Un pequeño tocoro sonriente y en ropa deportiva marcó por espacio de 15 días de agosto (del 2 al 17) los Juegos Panamericanos de La Habana 1991. Convertido en la mascota oficial de la lid, Tocopán saltó, lanzó, corrió, premió y hasta lloró junto al pueblo capitalino, que desde entonces no ha sido el mismo a la hora de hablar, conocer, disfrutar y vivir el deporte. El legado abarcó mucho más que instalaciones y medallas.
La Habana tuvo sus anhelados Juegos después de una ardua lucha —con injusticia de por medio—, pues aspiró a organizar los de 1987, pero los altos directivos de la Organización Deportiva Panamericana (ODEPA) optaron por otorgárselos a Indianápolis, Estados Unidos.
La elección llegaría por unanimidad en 1986, en el congreso de la entidad continental, tras retirar su candidatura la ciudad argentina de Mar del Plata en un noble gesto hacia nuestra delegación que pocos recuerdan a la hora de contar la historia.
Hacia la zona este de La Habana —a poco más de cuatro kilómetros del centro si se atraviesa el Túnel de La Bahía— se levantaron el mayor número de instalaciones y la Villa Panamericana.
Desde el inicio, constructores, estudiantes y todo el que quiso sumarse dieron vida a obras que trascenderían no solo por su funcionalidad y belleza, sino también por su utilización posterior en función del deporte y la sociedad.

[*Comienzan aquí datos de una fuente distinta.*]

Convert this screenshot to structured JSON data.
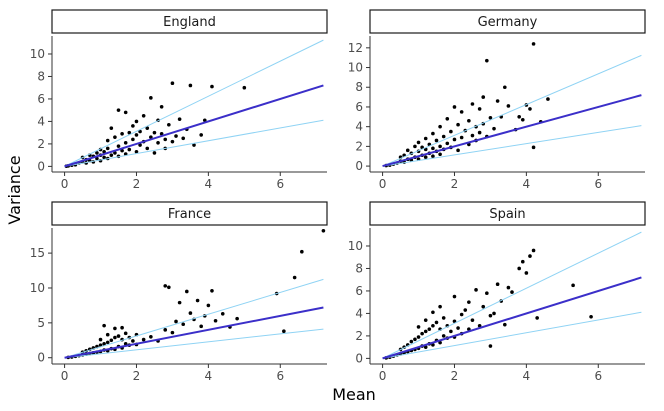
{
  "chart_data": {
    "type": "scatter",
    "xlabel": "Mean",
    "ylabel": "Variance",
    "colors": {
      "points": "#000000",
      "fit_line": "#3b2fc9",
      "bound_lines": "#8fd3f4",
      "axis": "#333333"
    },
    "reference_lines": {
      "fit_slope": 1.0,
      "upper_slope": 1.56,
      "lower_slope": 0.57
    },
    "panels": [
      {
        "title": "England",
        "xlim": [
          -0.35,
          7.3
        ],
        "ylim": [
          -0.5,
          11.6
        ],
        "xticks": [
          "0",
          "2",
          "4",
          "6"
        ],
        "xtick_values": [
          0,
          2,
          4,
          6
        ],
        "yticks": [
          "0",
          "2",
          "4",
          "6",
          "8",
          "10"
        ],
        "ytick_values": [
          0,
          2,
          4,
          6,
          8,
          10
        ],
        "points": [
          [
            0.05,
            0.02
          ],
          [
            0.1,
            0.05
          ],
          [
            0.2,
            0.1
          ],
          [
            0.3,
            0.15
          ],
          [
            0.4,
            0.3
          ],
          [
            0.5,
            0.4
          ],
          [
            0.5,
            0.8
          ],
          [
            0.6,
            0.3
          ],
          [
            0.6,
            0.6
          ],
          [
            0.7,
            0.5
          ],
          [
            0.7,
            1.0
          ],
          [
            0.8,
            0.4
          ],
          [
            0.8,
            0.9
          ],
          [
            0.9,
            0.7
          ],
          [
            0.9,
            1.2
          ],
          [
            1.0,
            0.5
          ],
          [
            1.0,
            1.0
          ],
          [
            1.0,
            1.5
          ],
          [
            1.1,
            0.8
          ],
          [
            1.1,
            1.3
          ],
          [
            1.2,
            0.7
          ],
          [
            1.2,
            1.6
          ],
          [
            1.2,
            2.3
          ],
          [
            1.3,
            1.0
          ],
          [
            1.3,
            3.4
          ],
          [
            1.4,
            1.2
          ],
          [
            1.4,
            2.6
          ],
          [
            1.5,
            0.9
          ],
          [
            1.5,
            1.8
          ],
          [
            1.5,
            5.0
          ],
          [
            1.6,
            1.4
          ],
          [
            1.6,
            2.9
          ],
          [
            1.7,
            1.1
          ],
          [
            1.7,
            2.1
          ],
          [
            1.7,
            4.8
          ],
          [
            1.8,
            1.5
          ],
          [
            1.8,
            3.0
          ],
          [
            1.9,
            2.4
          ],
          [
            1.9,
            3.6
          ],
          [
            2.0,
            1.3
          ],
          [
            2.0,
            2.8
          ],
          [
            2.0,
            4.0
          ],
          [
            2.1,
            1.9
          ],
          [
            2.1,
            3.1
          ],
          [
            2.2,
            2.2
          ],
          [
            2.2,
            4.5
          ],
          [
            2.3,
            1.6
          ],
          [
            2.3,
            3.4
          ],
          [
            2.4,
            2.6
          ],
          [
            2.4,
            6.1
          ],
          [
            2.5,
            1.2
          ],
          [
            2.5,
            3.0
          ],
          [
            2.6,
            2.1
          ],
          [
            2.6,
            4.1
          ],
          [
            2.7,
            2.9
          ],
          [
            2.7,
            5.3
          ],
          [
            2.8,
            1.6
          ],
          [
            2.8,
            2.4
          ],
          [
            2.9,
            3.7
          ],
          [
            3.0,
            2.2
          ],
          [
            3.0,
            7.4
          ],
          [
            3.1,
            2.7
          ],
          [
            3.2,
            4.2
          ],
          [
            3.3,
            2.5
          ],
          [
            3.4,
            3.3
          ],
          [
            3.5,
            7.2
          ],
          [
            3.6,
            1.9
          ],
          [
            3.8,
            2.8
          ],
          [
            3.9,
            4.1
          ],
          [
            4.1,
            7.1
          ],
          [
            5.0,
            7.0
          ]
        ]
      },
      {
        "title": "Germany",
        "xlim": [
          -0.35,
          7.3
        ],
        "ylim": [
          -0.6,
          13.2
        ],
        "xticks": [
          "0",
          "2",
          "4",
          "6"
        ],
        "xtick_values": [
          0,
          2,
          4,
          6
        ],
        "yticks": [
          "0",
          "2",
          "4",
          "6",
          "8",
          "10",
          "12"
        ],
        "ytick_values": [
          0,
          2,
          4,
          6,
          8,
          10,
          12
        ],
        "points": [
          [
            0.1,
            0.05
          ],
          [
            0.2,
            0.1
          ],
          [
            0.3,
            0.2
          ],
          [
            0.4,
            0.3
          ],
          [
            0.5,
            0.5
          ],
          [
            0.5,
            0.9
          ],
          [
            0.6,
            0.4
          ],
          [
            0.6,
            1.1
          ],
          [
            0.7,
            0.7
          ],
          [
            0.7,
            1.6
          ],
          [
            0.8,
            0.6
          ],
          [
            0.8,
            1.3
          ],
          [
            0.9,
            0.9
          ],
          [
            0.9,
            2.0
          ],
          [
            1.0,
            0.7
          ],
          [
            1.0,
            1.5
          ],
          [
            1.0,
            2.4
          ],
          [
            1.1,
            1.1
          ],
          [
            1.1,
            1.9
          ],
          [
            1.2,
            0.9
          ],
          [
            1.2,
            1.7
          ],
          [
            1.2,
            2.8
          ],
          [
            1.3,
            1.3
          ],
          [
            1.3,
            2.2
          ],
          [
            1.4,
            1.0
          ],
          [
            1.4,
            1.8
          ],
          [
            1.4,
            3.3
          ],
          [
            1.5,
            1.5
          ],
          [
            1.5,
            2.6
          ],
          [
            1.6,
            1.2
          ],
          [
            1.6,
            2.0
          ],
          [
            1.6,
            4.0
          ],
          [
            1.7,
            1.7
          ],
          [
            1.7,
            3.0
          ],
          [
            1.8,
            2.3
          ],
          [
            1.8,
            4.8
          ],
          [
            1.9,
            1.9
          ],
          [
            1.9,
            3.5
          ],
          [
            2.0,
            2.7
          ],
          [
            2.0,
            6.0
          ],
          [
            2.1,
            1.6
          ],
          [
            2.1,
            4.2
          ],
          [
            2.2,
            2.9
          ],
          [
            2.2,
            5.5
          ],
          [
            2.3,
            3.6
          ],
          [
            2.4,
            2.2
          ],
          [
            2.4,
            4.6
          ],
          [
            2.5,
            3.1
          ],
          [
            2.5,
            6.3
          ],
          [
            2.6,
            2.6
          ],
          [
            2.6,
            4.0
          ],
          [
            2.7,
            3.4
          ],
          [
            2.7,
            5.8
          ],
          [
            2.8,
            4.3
          ],
          [
            2.8,
            7.0
          ],
          [
            2.9,
            3.0
          ],
          [
            2.9,
            10.7
          ],
          [
            3.0,
            4.9
          ],
          [
            3.1,
            3.8
          ],
          [
            3.2,
            6.6
          ],
          [
            3.3,
            5.0
          ],
          [
            3.4,
            8.0
          ],
          [
            3.5,
            6.1
          ],
          [
            3.7,
            3.7
          ],
          [
            3.8,
            5.0
          ],
          [
            3.9,
            4.7
          ],
          [
            4.0,
            6.2
          ],
          [
            4.1,
            5.8
          ],
          [
            4.2,
            12.4
          ],
          [
            4.2,
            1.9
          ],
          [
            4.4,
            4.5
          ],
          [
            4.6,
            6.8
          ]
        ]
      },
      {
        "title": "France",
        "xlim": [
          -0.35,
          7.3
        ],
        "ylim": [
          -0.9,
          18.6
        ],
        "xticks": [
          "0",
          "2",
          "4",
          "6"
        ],
        "xtick_values": [
          0,
          2,
          4,
          6
        ],
        "yticks": [
          "0",
          "5",
          "10",
          "15"
        ],
        "ytick_values": [
          0,
          5,
          10,
          15
        ],
        "points": [
          [
            0.1,
            0.05
          ],
          [
            0.2,
            0.1
          ],
          [
            0.3,
            0.2
          ],
          [
            0.4,
            0.3
          ],
          [
            0.5,
            0.4
          ],
          [
            0.5,
            0.8
          ],
          [
            0.6,
            0.5
          ],
          [
            0.6,
            1.0
          ],
          [
            0.7,
            0.6
          ],
          [
            0.7,
            1.2
          ],
          [
            0.8,
            0.7
          ],
          [
            0.8,
            1.4
          ],
          [
            0.9,
            0.8
          ],
          [
            0.9,
            1.6
          ],
          [
            1.0,
            0.9
          ],
          [
            1.0,
            1.8
          ],
          [
            1.0,
            2.6
          ],
          [
            1.1,
            1.1
          ],
          [
            1.1,
            2.0
          ],
          [
            1.1,
            4.6
          ],
          [
            1.2,
            1.0
          ],
          [
            1.2,
            2.2
          ],
          [
            1.2,
            3.3
          ],
          [
            1.3,
            1.3
          ],
          [
            1.3,
            2.5
          ],
          [
            1.4,
            1.2
          ],
          [
            1.4,
            2.9
          ],
          [
            1.4,
            4.2
          ],
          [
            1.5,
            1.6
          ],
          [
            1.5,
            3.1
          ],
          [
            1.6,
            1.4
          ],
          [
            1.6,
            2.6
          ],
          [
            1.6,
            4.3
          ],
          [
            1.7,
            2.0
          ],
          [
            1.7,
            3.5
          ],
          [
            1.8,
            1.8
          ],
          [
            1.8,
            2.9
          ],
          [
            1.9,
            2.4
          ],
          [
            2.0,
            1.9
          ],
          [
            2.0,
            3.3
          ],
          [
            2.2,
            2.6
          ],
          [
            2.4,
            3.0
          ],
          [
            2.6,
            2.4
          ],
          [
            2.8,
            10.3
          ],
          [
            2.8,
            4.0
          ],
          [
            2.9,
            10.1
          ],
          [
            3.0,
            3.6
          ],
          [
            3.1,
            5.2
          ],
          [
            3.2,
            7.9
          ],
          [
            3.3,
            4.8
          ],
          [
            3.4,
            9.5
          ],
          [
            3.5,
            6.4
          ],
          [
            3.6,
            5.5
          ],
          [
            3.7,
            8.2
          ],
          [
            3.8,
            4.5
          ],
          [
            3.9,
            6.0
          ],
          [
            4.0,
            7.5
          ],
          [
            4.1,
            9.6
          ],
          [
            4.2,
            5.3
          ],
          [
            4.4,
            6.3
          ],
          [
            4.6,
            4.4
          ],
          [
            4.8,
            5.6
          ],
          [
            5.9,
            9.2
          ],
          [
            6.1,
            3.8
          ],
          [
            6.4,
            11.5
          ],
          [
            6.6,
            15.2
          ],
          [
            7.2,
            18.2
          ]
        ]
      },
      {
        "title": "Spain",
        "xlim": [
          -0.35,
          7.3
        ],
        "ylim": [
          -0.5,
          11.6
        ],
        "xticks": [
          "0",
          "2",
          "4",
          "6"
        ],
        "xtick_values": [
          0,
          2,
          4,
          6
        ],
        "yticks": [
          "0",
          "2",
          "4",
          "6",
          "8",
          "10"
        ],
        "ytick_values": [
          0,
          2,
          4,
          6,
          8,
          10
        ],
        "points": [
          [
            0.1,
            0.05
          ],
          [
            0.2,
            0.1
          ],
          [
            0.3,
            0.2
          ],
          [
            0.4,
            0.3
          ],
          [
            0.5,
            0.4
          ],
          [
            0.5,
            0.8
          ],
          [
            0.6,
            0.5
          ],
          [
            0.6,
            1.0
          ],
          [
            0.7,
            0.6
          ],
          [
            0.7,
            1.2
          ],
          [
            0.8,
            0.7
          ],
          [
            0.8,
            1.5
          ],
          [
            0.9,
            0.8
          ],
          [
            0.9,
            1.7
          ],
          [
            1.0,
            0.9
          ],
          [
            1.0,
            1.9
          ],
          [
            1.0,
            2.8
          ],
          [
            1.1,
            1.1
          ],
          [
            1.1,
            2.2
          ],
          [
            1.2,
            1.0
          ],
          [
            1.2,
            2.4
          ],
          [
            1.2,
            3.4
          ],
          [
            1.3,
            1.3
          ],
          [
            1.3,
            2.6
          ],
          [
            1.4,
            1.2
          ],
          [
            1.4,
            2.9
          ],
          [
            1.4,
            4.1
          ],
          [
            1.5,
            1.6
          ],
          [
            1.5,
            3.2
          ],
          [
            1.6,
            1.4
          ],
          [
            1.6,
            2.6
          ],
          [
            1.6,
            4.6
          ],
          [
            1.7,
            2.0
          ],
          [
            1.7,
            3.6
          ],
          [
            1.8,
            1.8
          ],
          [
            1.8,
            2.9
          ],
          [
            1.9,
            2.4
          ],
          [
            2.0,
            1.9
          ],
          [
            2.0,
            3.3
          ],
          [
            2.0,
            5.5
          ],
          [
            2.1,
            2.7
          ],
          [
            2.2,
            3.9
          ],
          [
            2.2,
            2.2
          ],
          [
            2.3,
            4.3
          ],
          [
            2.4,
            2.6
          ],
          [
            2.4,
            5.0
          ],
          [
            2.5,
            3.4
          ],
          [
            2.6,
            6.1
          ],
          [
            2.7,
            2.9
          ],
          [
            2.8,
            4.6
          ],
          [
            2.9,
            5.8
          ],
          [
            3.0,
            1.1
          ],
          [
            3.0,
            3.8
          ],
          [
            3.1,
            4.0
          ],
          [
            3.2,
            6.6
          ],
          [
            3.3,
            5.1
          ],
          [
            3.4,
            3.0
          ],
          [
            3.5,
            6.3
          ],
          [
            3.6,
            5.9
          ],
          [
            3.8,
            8.0
          ],
          [
            3.9,
            8.6
          ],
          [
            4.0,
            7.6
          ],
          [
            4.1,
            9.1
          ],
          [
            4.2,
            9.6
          ],
          [
            4.3,
            3.6
          ],
          [
            5.3,
            6.5
          ],
          [
            5.8,
            3.7
          ]
        ]
      }
    ]
  }
}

Dentro de ellas sobresalió el complejo habitacional de La Villa Panamericana, compuesto por 55 edificios. Una vez concluido el certamen, los apartamentos se repartieron entre quienes más horas dedicaron a poner ladrillos allí, así como para atletas y entrenadores destacados, algo inédito en la historia de citas múltiples, pues casi siempre esto queda reservado para inmobiliarias privadas.
En esa propia área quedaron con impecable hermosura el velódromo Reinaldo Paseiro —primero y único del país hasta la actualidad—, el Complejo de Piscinas Baraguá, las Canchas de Tenis 19 de Noviembre y el Estadio Panamericano, este último con aforo para 35 mil personas y sede al año siguiente de la Copa del Mundo de Atletismo.
Otras obras crecieron para la eternidad en nuestra ciudad. Y la singularidad mayor fue la arquitectura simple, pero funcional, sin romper en ningún caso con el entorno.
Las Salas Deportivas Ramón Fonst y Kid Chocolate se robaron las palmas en aceptación popular, el Complejo Deportivo Raúl Díaz Argüelles dio cabida a dos disciplinas sin casa hasta ese momento: la pelota vasca y el patinaje, la bolera de Plaza de la Revolución significó la primera de su tipo en el país en 1991; en tanto el estadio de Hockey sobre Césped Antonio Maceo y el Centro Ecuestre en el Parque Lenin completaron el compromiso contraído por los organizadores.